Denis MacEoin, editor, Middle East Quarterly, Newcastle, England
The following letter was sent to the paper but not published in today’s edition:
The University of Sydney’s Centre of Peace and Conflict Studies and Assoc Prof Jake Lynch should be applauded for their commitment to support peace and justice to the people of Israel and the people of Palestine.
I call on the Jewish community to come out against labeling people who support boycott, divestment, and sanctions (BDS) as automatically anti-Semitic.
If we are to declare anti-Semitic those who engage in nonviolent strategies, even strategies we disagree with, about trying to change Israel, then the whole term anti-Semitism loses its meaning.

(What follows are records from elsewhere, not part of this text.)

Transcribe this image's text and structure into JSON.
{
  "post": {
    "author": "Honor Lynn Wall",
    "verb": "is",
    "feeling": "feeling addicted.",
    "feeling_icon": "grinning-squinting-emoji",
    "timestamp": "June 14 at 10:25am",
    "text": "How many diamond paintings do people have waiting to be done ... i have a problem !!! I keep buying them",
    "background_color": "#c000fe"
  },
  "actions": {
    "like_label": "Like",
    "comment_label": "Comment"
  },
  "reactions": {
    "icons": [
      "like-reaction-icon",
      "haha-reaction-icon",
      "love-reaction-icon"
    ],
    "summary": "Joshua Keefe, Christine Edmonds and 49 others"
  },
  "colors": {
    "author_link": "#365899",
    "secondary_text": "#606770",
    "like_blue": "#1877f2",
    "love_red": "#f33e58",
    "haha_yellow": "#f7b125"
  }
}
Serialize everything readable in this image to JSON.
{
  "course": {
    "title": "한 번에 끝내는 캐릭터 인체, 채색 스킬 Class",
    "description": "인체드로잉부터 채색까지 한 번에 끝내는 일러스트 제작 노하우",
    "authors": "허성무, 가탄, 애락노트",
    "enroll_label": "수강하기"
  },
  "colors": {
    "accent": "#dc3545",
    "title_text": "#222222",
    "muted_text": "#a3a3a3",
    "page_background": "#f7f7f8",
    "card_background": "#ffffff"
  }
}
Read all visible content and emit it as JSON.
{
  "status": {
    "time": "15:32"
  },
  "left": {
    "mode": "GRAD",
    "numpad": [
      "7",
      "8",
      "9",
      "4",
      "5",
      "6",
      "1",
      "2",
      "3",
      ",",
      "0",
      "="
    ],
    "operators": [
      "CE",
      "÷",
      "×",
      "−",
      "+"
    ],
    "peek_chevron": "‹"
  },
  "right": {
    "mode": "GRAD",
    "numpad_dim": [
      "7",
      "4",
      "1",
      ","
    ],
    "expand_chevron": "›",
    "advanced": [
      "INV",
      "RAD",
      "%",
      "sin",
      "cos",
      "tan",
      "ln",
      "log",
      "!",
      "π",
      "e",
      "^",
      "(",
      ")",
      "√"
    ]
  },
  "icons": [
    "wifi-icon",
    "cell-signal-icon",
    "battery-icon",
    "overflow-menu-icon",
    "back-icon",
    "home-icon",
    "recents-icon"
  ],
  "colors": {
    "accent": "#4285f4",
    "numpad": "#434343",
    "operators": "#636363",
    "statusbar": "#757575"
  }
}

While I personally do not support a general boycott of Israel (as tactically it may be counter-productive because it is likely to reenforce the notion “that the whole world is against us” mentality of many Israelis still sufferingfrom Post-Traumatic-Stress Disorder which is the untreated result of 2 thousand years of oppression) we at Tikkun (a progressive Jewish and interfaith magazine of which I am founding editor) are aware that the various movements and people (including within the Jewish community and in Israel), engaged in the struggle for peace in the Middle East are divided over the issue of BDS. Some of us do believe that a more narrow boycott only of products from the West Bank settlements would not necessarily stimulate this PTSD reaction. Others who support BDS do so out of a genuine commitment to the moral values that are deep in the Jewish tradition (and the Christian and other spiritual and religious traditions), and labeling them as anti-Semites is a huge distortion. There are, of course, some who use BDS as a cover for their desire to eliminate the State of Israel, but that is not the case for most of those in the peace movement who support BDS, even the BDS version with which I and Tikkun do not agree.
Tikkun has taken the view that Jewish morality and prophetic tradition require a challenge to all governments, including that of Israel, to live by the highest ethical standards. The more Israel rejects Jewish morality and the Torah’s injunction to “love the stranger” in its treatment of the Palestinians, the more it loses the support of the most ethically sensitive people in the world and of many younger Jews in the diaspora.